Originally Posted by Bad66
Not sure what kind of harmonic balancer to get. I'm building an early chevy 350, 2pc rear main seal. It's an 010 block. Should i get an internal or external balanced, and should I get the 6 or the 8 inch? Not even sure what the differences are in these so if someone could clarify that with me that would be great. Thanks
Since the Chinese began flooding this country with every kind of manufactured good possible, I have seen some really bad examples of harmonic dampers on the market. Couple this with the fact that most first-time engine builders are looking only at the cost of an item and things get out of whack in a hurry.
You should first understand that this piece of equipment is designed to cancel harmonics (tiny little vibrations) set up in the crankshaft each time a plug fires. The force from the cylinder firing is transferred through the piston, the rod and into the rod journal of the crankshaft, where it slightly bends the journal out of synch with the other rod journals. When it has bent as far as that particular force will bend it, it springs back the other way as far as it can (past center) until the strength of the material in the crank resists further bending. At that point, it bends back the other way, then the other way, then the other way, etc., etc. until the harmonics are cancelled or replaced with another pulse of power and a whole new bending series. If these harmonics are not cancelled in some way, all this bending will destroy the crank. That's the job of the harmonic damper.

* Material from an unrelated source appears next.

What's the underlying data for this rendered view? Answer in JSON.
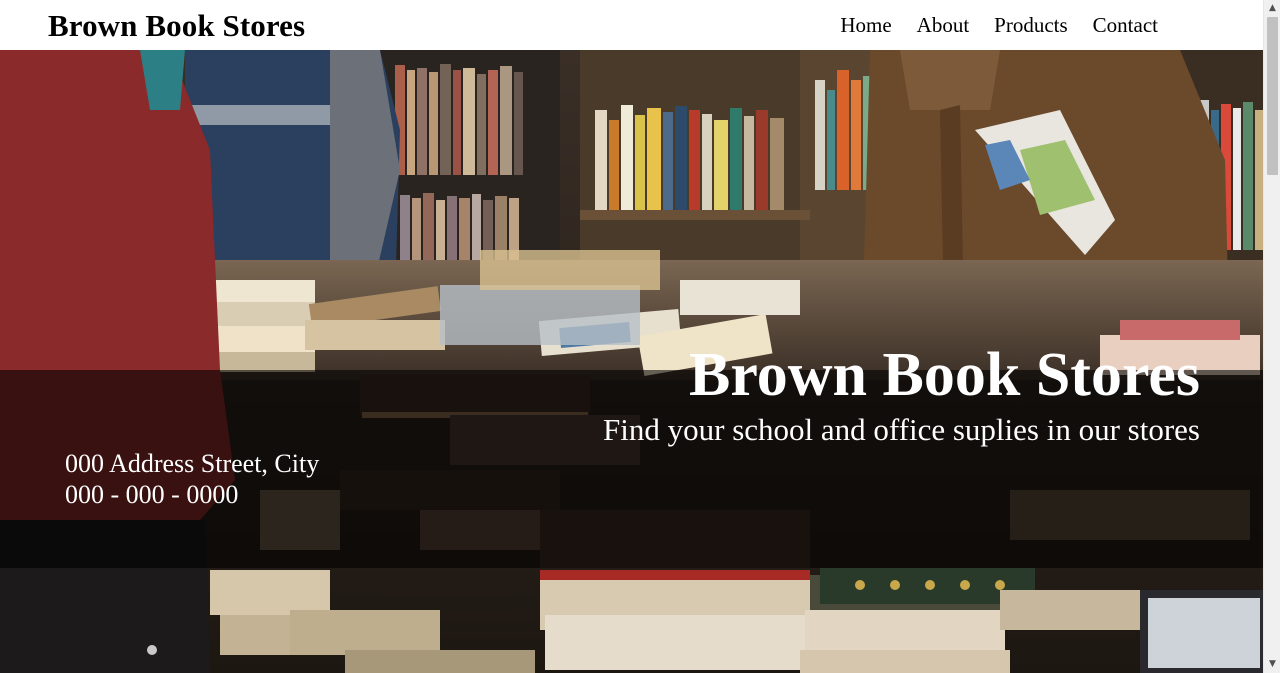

In order for the damper to do its job properly, it has to be a press fit on the snout of the crankshaft. It is made up of three components. The inner hub and the outer inertia ring are separated by an elastomeric material that allows the inertia ring to float in relationship to the hub and cancel harmonics. The key here is the press fit and that's where the problems begin to arise with the offshore dampers on the market. The bore of the inner hub is not within specs for pressing onto the crank snout. It is either too loose, thus nullifying the validity of the damper in the first place, or it is too tight and the assembler cannot get it to press onto the crank snout.
I got tired of this Mickey Mouse arrangement and began to use only OEM dampers if I was building a street motor, or a well-known aftermarket manufacturer such as ATI if I was working on a drag motor where the motor required an SFI-certified damper at 10.99.
I like Damper Doctor for rebuilt OEM dampers. They disassemble the damper, re-clock the outer inertia ring to the inner hub so that you can properly ignition-time the motor, then press the two back together with new elastomeric material.
You'll see that there are many different dampers for a 350, covering all three ignition timing positions, Noon, 2:00 O'Clock and 2:30 O'Clock. On a street motor that is expected to have a long life, I tend to use a larger diameter damper. If I were building a dirt track motor that would get frequent maintenance and checking over, I might use a smaller diameter with a shorter polar moment so that the motor could rev a little easier.
OK, that's my best tutorial on dampers.